AD) I’m always kicking around a few things. I thought I was going to jump right back in to another “serious” book this year, but I can’t get back into that headspace. I need to do my schlocky B-movie project and just let my hair down. Have fun. So, I’m writing a new book called Turbopervert that’s going to be like this noir psychedelic porno with buckets of blood. It’s going to be a shock after CONFIDENCE MAN. A total 180. But, I have no interest in going back to the same well. There won’t be a CONFIDENCE MAN 2. I also really want to try my hand at writing for performance. Plays or a short film or something. We’ll see.

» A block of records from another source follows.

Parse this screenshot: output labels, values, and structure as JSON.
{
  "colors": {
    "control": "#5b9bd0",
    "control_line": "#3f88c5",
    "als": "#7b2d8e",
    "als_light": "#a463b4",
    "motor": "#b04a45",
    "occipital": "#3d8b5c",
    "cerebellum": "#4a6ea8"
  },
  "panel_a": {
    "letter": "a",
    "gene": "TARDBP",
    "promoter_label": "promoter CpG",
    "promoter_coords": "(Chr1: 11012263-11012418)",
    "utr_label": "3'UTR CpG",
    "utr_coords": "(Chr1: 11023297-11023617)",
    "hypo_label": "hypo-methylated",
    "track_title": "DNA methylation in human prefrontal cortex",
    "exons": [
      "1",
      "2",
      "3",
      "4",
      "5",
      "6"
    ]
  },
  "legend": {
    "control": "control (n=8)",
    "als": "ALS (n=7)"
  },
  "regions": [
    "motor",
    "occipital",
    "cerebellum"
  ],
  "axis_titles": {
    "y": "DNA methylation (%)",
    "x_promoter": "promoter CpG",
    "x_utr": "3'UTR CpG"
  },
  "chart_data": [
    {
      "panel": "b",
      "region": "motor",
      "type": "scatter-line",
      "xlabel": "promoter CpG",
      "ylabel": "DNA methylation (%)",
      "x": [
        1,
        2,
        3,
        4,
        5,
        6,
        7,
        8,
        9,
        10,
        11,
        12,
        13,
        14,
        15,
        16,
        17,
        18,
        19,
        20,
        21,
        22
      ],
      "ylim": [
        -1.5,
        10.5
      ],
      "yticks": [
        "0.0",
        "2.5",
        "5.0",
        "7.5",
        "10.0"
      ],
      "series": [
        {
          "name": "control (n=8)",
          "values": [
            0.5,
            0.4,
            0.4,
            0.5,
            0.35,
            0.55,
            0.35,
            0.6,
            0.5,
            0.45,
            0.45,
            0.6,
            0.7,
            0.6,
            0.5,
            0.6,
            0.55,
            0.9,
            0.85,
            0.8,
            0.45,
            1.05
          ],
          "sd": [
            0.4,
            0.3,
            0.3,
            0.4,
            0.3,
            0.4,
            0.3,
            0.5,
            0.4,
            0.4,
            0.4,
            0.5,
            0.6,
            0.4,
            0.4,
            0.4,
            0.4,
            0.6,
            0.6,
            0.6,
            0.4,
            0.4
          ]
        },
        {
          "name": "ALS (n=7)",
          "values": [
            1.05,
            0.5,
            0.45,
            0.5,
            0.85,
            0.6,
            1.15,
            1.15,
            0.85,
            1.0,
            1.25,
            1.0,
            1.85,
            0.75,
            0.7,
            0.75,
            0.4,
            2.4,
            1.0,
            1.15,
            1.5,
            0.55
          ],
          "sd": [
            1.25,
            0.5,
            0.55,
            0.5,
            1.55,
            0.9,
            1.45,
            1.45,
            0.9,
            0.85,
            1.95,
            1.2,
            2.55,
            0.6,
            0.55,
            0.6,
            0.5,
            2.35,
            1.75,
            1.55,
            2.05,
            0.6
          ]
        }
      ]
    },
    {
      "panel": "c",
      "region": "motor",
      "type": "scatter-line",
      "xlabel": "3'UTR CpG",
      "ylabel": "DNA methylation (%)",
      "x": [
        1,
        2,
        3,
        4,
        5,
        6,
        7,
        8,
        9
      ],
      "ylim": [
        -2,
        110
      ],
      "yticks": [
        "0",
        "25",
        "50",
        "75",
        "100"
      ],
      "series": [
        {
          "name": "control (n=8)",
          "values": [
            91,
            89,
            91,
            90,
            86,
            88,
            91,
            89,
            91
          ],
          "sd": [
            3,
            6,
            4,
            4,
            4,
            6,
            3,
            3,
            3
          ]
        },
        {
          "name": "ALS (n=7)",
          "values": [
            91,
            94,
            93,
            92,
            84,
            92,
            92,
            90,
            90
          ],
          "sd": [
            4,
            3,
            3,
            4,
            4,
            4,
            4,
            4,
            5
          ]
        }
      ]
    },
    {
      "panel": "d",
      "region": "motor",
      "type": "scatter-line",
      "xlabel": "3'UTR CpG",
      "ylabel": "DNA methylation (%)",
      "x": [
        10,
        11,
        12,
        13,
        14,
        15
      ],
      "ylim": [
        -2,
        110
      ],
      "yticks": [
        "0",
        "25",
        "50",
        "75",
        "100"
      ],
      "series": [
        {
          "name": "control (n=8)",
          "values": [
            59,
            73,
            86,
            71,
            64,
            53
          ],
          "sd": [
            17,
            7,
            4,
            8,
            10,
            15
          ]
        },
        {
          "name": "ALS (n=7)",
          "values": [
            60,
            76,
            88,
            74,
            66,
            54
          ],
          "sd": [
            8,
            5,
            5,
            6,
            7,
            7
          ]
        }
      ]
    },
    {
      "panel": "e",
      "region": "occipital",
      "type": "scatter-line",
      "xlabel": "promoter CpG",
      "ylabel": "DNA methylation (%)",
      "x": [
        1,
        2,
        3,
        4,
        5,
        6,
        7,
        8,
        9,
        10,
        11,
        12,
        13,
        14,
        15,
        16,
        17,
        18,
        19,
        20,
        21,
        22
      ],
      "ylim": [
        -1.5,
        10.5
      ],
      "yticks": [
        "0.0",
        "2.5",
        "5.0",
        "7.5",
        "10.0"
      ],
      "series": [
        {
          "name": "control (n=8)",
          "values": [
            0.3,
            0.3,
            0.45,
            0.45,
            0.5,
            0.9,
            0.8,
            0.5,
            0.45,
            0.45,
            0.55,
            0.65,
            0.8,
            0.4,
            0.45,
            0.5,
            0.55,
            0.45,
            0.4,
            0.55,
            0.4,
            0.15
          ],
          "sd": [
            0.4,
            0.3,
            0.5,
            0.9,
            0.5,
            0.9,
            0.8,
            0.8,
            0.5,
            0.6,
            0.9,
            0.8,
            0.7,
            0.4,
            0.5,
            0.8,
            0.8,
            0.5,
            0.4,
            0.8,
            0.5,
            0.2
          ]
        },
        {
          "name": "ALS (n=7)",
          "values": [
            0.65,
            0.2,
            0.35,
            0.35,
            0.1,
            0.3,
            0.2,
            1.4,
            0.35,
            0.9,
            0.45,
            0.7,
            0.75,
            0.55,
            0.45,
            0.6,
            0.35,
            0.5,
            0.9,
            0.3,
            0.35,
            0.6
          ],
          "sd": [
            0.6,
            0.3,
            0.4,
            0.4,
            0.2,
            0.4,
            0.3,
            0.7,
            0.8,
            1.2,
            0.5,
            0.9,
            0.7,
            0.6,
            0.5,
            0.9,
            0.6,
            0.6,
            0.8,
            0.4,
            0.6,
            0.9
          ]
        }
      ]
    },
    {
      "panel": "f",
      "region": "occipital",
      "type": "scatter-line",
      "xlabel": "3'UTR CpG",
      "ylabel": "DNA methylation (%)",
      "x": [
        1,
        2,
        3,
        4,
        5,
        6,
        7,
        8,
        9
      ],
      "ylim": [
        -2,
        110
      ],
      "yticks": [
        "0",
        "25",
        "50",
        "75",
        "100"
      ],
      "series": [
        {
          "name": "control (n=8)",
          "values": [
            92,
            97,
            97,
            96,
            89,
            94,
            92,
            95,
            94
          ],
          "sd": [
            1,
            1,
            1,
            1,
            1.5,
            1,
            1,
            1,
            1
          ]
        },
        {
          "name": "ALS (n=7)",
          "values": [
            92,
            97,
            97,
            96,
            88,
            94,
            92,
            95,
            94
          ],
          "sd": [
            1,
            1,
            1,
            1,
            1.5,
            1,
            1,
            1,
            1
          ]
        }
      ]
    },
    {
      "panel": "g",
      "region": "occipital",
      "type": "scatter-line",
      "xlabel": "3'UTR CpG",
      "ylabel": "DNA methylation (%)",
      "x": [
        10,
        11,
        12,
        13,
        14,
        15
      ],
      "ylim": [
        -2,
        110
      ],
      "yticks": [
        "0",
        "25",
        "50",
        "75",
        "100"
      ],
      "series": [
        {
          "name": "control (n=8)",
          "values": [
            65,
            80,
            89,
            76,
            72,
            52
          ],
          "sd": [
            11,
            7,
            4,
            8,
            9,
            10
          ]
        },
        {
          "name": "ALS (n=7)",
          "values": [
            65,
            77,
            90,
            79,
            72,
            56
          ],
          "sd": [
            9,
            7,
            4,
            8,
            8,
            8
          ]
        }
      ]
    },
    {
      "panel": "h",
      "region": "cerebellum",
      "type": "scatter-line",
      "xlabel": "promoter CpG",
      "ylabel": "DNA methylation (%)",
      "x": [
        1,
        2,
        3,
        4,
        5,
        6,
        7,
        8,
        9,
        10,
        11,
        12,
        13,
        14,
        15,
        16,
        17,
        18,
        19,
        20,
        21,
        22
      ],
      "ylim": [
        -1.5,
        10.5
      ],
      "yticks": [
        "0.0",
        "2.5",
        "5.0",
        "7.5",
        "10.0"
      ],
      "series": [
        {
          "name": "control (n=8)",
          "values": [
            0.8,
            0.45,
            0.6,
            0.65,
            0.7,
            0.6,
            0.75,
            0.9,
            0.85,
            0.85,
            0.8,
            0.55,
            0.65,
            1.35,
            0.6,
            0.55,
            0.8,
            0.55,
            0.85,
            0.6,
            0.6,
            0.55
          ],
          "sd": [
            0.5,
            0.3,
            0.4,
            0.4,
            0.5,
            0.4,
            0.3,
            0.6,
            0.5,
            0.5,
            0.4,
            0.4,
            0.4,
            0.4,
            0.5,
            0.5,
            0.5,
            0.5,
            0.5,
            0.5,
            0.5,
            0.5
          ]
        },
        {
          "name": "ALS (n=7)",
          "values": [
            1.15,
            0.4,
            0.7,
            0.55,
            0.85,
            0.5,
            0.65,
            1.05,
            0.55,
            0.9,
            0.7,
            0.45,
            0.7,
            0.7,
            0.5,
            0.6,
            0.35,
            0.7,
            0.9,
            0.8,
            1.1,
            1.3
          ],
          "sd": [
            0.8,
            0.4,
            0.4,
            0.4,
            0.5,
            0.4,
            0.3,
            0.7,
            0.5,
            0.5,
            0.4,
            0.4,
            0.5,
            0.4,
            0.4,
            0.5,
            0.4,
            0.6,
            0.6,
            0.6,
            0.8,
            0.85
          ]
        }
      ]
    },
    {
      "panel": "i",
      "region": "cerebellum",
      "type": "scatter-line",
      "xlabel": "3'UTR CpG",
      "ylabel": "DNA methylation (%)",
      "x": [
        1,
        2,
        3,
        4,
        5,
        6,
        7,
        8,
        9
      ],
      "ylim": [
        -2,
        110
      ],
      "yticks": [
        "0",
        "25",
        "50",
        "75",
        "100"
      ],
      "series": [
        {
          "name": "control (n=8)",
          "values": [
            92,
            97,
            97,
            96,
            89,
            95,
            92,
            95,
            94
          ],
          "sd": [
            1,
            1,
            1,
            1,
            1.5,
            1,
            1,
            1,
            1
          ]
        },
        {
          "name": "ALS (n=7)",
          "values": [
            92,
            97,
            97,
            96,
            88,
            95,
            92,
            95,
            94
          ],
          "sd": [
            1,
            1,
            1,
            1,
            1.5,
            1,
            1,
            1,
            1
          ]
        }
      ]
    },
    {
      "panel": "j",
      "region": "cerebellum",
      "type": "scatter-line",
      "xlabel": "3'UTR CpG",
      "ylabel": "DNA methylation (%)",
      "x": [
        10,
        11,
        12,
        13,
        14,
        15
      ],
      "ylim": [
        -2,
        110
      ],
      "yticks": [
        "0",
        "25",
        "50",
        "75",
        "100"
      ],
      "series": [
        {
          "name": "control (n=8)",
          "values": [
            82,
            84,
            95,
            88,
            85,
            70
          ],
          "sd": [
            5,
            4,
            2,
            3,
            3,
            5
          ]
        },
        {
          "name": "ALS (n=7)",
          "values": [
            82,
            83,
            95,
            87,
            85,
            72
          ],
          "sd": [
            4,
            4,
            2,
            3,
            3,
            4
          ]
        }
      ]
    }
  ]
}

MM) How so far have you found your experience being peripheral to and directly involved in online literary circles?
AD) I’ve met some of the coolest people I’ve ever met. People say online isn’t real or whatever, but I consider a lot of them my friends now. Even if we never meet in person. I’ll be honest with you. There’s a lot of online lit that’s boring and not for me. When people talk about the toxicity, I think it’s because they’re trying to do too much and appeal to too many people. I’m never going to be in the New England Apple Orchard Review or whatever the fuck. And that’s fine, because I don’t care about those types of places. I don’t think there is a writing community. There are a lot of smaller scenes that really don’t have anything to do with one another. I stick with my people and we have a good time. I couldn’t ask for more.
MM) In light of rumblings of disgruntlement circulating, unfounded and untrue allegations operating unchecked in the realms of controversy and hearsay with respect to how we treat our writers, how so far have you found your experience working with Expat Press?
AD) Ask me again when you cut me my first check.
MM) Is there a moral indictment or interrogation in Confidence Man? If so, who are its targets?
AD) If you’re reading CONFIDENCE MAN, you’re the target. It damns you and me. We all have blood on our hands. We all hide behind our pasts and use our misfortunes to be cruel to others. But, we have a choice to not do that. I hope people get something from the book and choose to not do that. I hope it inspires courage to love intensely.